Q-switched mode-locked (QML) lasers are a type of laser that combines Q-switching and mode-locking techniques to generate ultra-short pulses with high peak power. In this article, we will discuss the construction and operation of a Q-switched mode-locked diode-pumped Nd:YVO4 laser with a saturable Bragg reflector (SBR), focusing on its design principles, working mechanism, and applications.
The QML laser system consists of several key components:
Nd:YVO4 Crystal: This is the gain medium of the laser, which is pumped by a laser diode to generate the lasing action.

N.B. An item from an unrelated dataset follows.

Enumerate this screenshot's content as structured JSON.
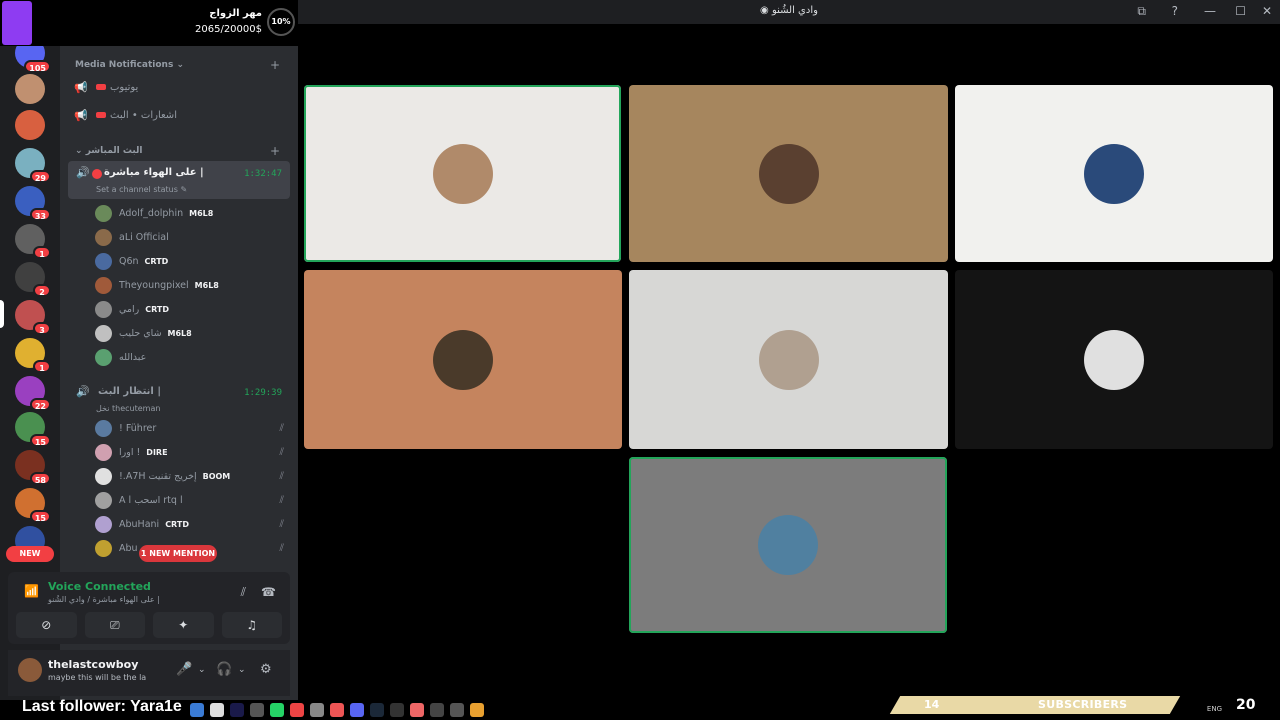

Saturable Bragg Reflector (SBR): The SBR is a mirror with variable reflectivity, which acts as both a Q-switch and a mode-locker in the laser cavity. It allows the laser to switch between Q-switched and mode-locked operation.
Laser Diode Pump: The laser diode provides the optical pump power to excite the Nd:YVO4 crystal, causing it to emit laser light.
Output Coupler: This is a partially reflective mirror that allows a portion of the laser light to exit the cavity, forming the output beam.
Q-switch Driver and Mode-locker Driver: These drivers control the operation of the Q-switch and mode-locker, respectively, by applying electrical signals to the SBR.
Q-switched Operation: In Q-switched mode, the SBR has high reflectivity, trapping photons in the cavity to build up energy. When the Q-switch driver applies a high-voltage pulse to the SBR, its reflectivity decreases rapidly, allowing the accumulated photons to be released as a short, high-energy pulse.
Mode-locked Operation: In mode-locked mode, the SBR has low reflectivity, allowing light to pass through it multiple times and build up in phase. The mode-locker driver applies a periodic signal to the SBR, causing it to modulate the laser light and generate a train of ultra-short pulses.
Micro-machining: The ultra-short pulses generated by the QML laser are ideal for precision micro-machining of materials such as metals, ceramics, and polymers.
Biomedical Imaging: The high peak power of the QML laser makes it suitable for applications in biomedical imaging, such as multiphoton microscopy and optical coherence tomography.
Laser Spectroscopy: The short pulse duration of the QML laser enables high-resolution spectroscopy in fields such as environmental monitoring and chemical analysis.
Lidar Systems: The high-energy pulses of the QML laser are used in lidar systems for remote sensing applications, such as atmospheric monitoring and terrain mapping.
In conclusion, the Q-switched mode-locked diode-pumped Nd:YVO4 laser with a saturable Bragg reflector is a versatile and powerful laser system that can generate ultra-short pulses with high peak power. Its unique design and operation make it well-suited for a wide range of applications in science, industry, and medicine.